Once it’s done incubating, move it straight into the fridge. Don’t wiggle it, don’t peek. Just put it in the fridge, and leave it there for 4 hours. Then it’s done. It’s so fun opening it up when it’s all done.
One of my twins came downstairs while I was taking this picture. She said, “Mom! I love that kind of yogurt so much! When I wake up from my nap, can I have that same yogurt, with the same stuff, and the same bowl?”
She’s almost 4 and still naps everyday. She can have whatever she wants!
1 Gallon of Milk
3/4-1 1/2 cup sugar (totally a preference thing!
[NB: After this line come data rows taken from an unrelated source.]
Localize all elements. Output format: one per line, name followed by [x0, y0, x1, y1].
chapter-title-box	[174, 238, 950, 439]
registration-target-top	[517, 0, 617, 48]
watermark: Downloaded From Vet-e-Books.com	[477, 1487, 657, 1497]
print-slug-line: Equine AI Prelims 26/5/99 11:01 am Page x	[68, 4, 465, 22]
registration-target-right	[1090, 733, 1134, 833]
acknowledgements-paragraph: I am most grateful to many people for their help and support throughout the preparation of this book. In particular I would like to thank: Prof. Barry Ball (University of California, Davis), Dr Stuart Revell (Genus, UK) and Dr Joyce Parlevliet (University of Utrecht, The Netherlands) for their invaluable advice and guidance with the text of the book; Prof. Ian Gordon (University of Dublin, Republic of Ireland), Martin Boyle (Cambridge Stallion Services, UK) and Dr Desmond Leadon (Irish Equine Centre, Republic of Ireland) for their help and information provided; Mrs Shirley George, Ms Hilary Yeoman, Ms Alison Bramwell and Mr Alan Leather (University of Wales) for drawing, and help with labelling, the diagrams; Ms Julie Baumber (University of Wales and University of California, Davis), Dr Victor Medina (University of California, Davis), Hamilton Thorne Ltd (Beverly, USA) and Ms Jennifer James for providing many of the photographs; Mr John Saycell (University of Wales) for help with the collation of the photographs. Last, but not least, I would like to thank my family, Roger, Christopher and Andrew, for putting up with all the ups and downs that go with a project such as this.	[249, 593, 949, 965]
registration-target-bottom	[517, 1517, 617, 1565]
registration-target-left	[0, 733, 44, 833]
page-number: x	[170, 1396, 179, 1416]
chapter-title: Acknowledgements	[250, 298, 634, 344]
I didn’t like it without as much sugar)
2 Tbsp-4 Tbsp Vanilla (another preference thing, I use 2 Tbsp of the expensive vanilla, and double the cheap stuff)
6-8 ounces of a good vanilla yogurt
Heat up a gallon of milk to 190 degrees, keep it there for 10 minutes. Then put it into an ice bath. This is when you’ll add the sugar, vanilla, and yogurt starter. Whisk it up a little, and when it’s at 120 degrees, pour it into canning jars.
Then put the closed jars into a cooler. Add 120 degree water up to the top of the jars. Then keep them there for about 8 hours. You can play around with this time. It’s actually really forgiving.
Then put straight into the fridge for 4 hours.